Becoming a new mom is an experience unlike any other, and giving birth is much the same. Every mother has a different experience with her pregnancy and birth, and preparing to go into labor can be daunting, especially when it’s your first time. While you can never really know what to expect, here are a few things to know before giving birth and the first few days with your baby.
Something that most mothers are unprepared for is the fact that it may take a while for their breastmilk to come in, and they may struggle to feed initially. A delay in the onset of your milk production is completely normal.
Your baby will get plenty of essential nutrients from colostrum during the transition. However, if you decide not to breastfeed or your milk production is not high enough, invest in a good quality baby formula, such as the S-26 Alula formula. The formula can give your baby all the important nutrients for their development.
There is so much to know, which is why many first-time expecting moms look for parenting guides to help them along. Find answers to common questions, know when to call the doctor, learn what’s to come in later growth stages, and more.
Before giving birth, know that PTSD can happen
Every expecting mother thinks it will be a dream birth experience but, unfortunately, it won’t always go according to plan. There are so many variables that could impact your birth and cause trauma.
Some examples are a bad experience with your healthcare institutions, medical complications, or even feeling a lack of support. Suffering from PTSD after your birth experience is a common occurrence and nothing to feel guilty about. Reach out for help from a therapist, and give yourself the time you need to come to terms with your experience.
Birthing classes really do help
If you’re nervous about handling the pain of childbirth, attending birthing classes can be helpful. You’ll learn breathing techniques and other tactics, such as comfortable positions, to give you more confidence and skill to get through the experience. It can also be reassuring to feel you are preparing for the big day with your partner, which provides peace of mind.

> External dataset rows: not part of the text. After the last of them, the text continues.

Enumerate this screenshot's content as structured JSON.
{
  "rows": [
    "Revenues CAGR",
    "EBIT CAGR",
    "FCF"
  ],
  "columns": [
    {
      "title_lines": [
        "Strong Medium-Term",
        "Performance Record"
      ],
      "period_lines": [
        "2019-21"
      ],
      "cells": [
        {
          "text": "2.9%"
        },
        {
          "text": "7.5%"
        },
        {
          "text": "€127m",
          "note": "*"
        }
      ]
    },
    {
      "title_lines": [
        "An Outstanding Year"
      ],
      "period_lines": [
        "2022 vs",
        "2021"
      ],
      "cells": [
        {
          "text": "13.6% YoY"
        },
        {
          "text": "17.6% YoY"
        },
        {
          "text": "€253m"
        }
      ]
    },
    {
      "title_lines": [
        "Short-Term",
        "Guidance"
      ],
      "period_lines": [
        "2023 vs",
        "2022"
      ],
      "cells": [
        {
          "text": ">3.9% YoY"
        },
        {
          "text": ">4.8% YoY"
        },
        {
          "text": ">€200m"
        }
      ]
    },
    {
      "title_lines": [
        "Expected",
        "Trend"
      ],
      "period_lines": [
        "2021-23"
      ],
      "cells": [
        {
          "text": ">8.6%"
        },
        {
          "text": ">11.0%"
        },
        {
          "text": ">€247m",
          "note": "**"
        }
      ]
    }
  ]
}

Furthermore, if you are apprehensive about how much it will hurt, don’t forget that an epidural can offer relief. Ask your doctor about the pros and cons of it before making a decision so you know the risks and decide based on what’s best for you.
Before giving birth, know to be prepared
I don’t mean in an emotional sense because that’s almost impossible, but rather in a completely practical way. This means ensuring you have every possible piece of baby gear ready and waiting when you get home from the hospital.
Also, plan ahead by having some frozen meals in the freezer. Why? You’re not going to be cooking for a while.
Also, have your home baby-proofed before the little bundle of joy has even made its appearance. You won’t have the time or money to focus on that when you have a newborn.
Dealing with these seemingly small tasks before the time when you’re still getting 7 hours of sleep a night and are capable of washing your hair regularly, will be extremely helpful in the long run. Your future self will thank you for making these considerations ahead of time.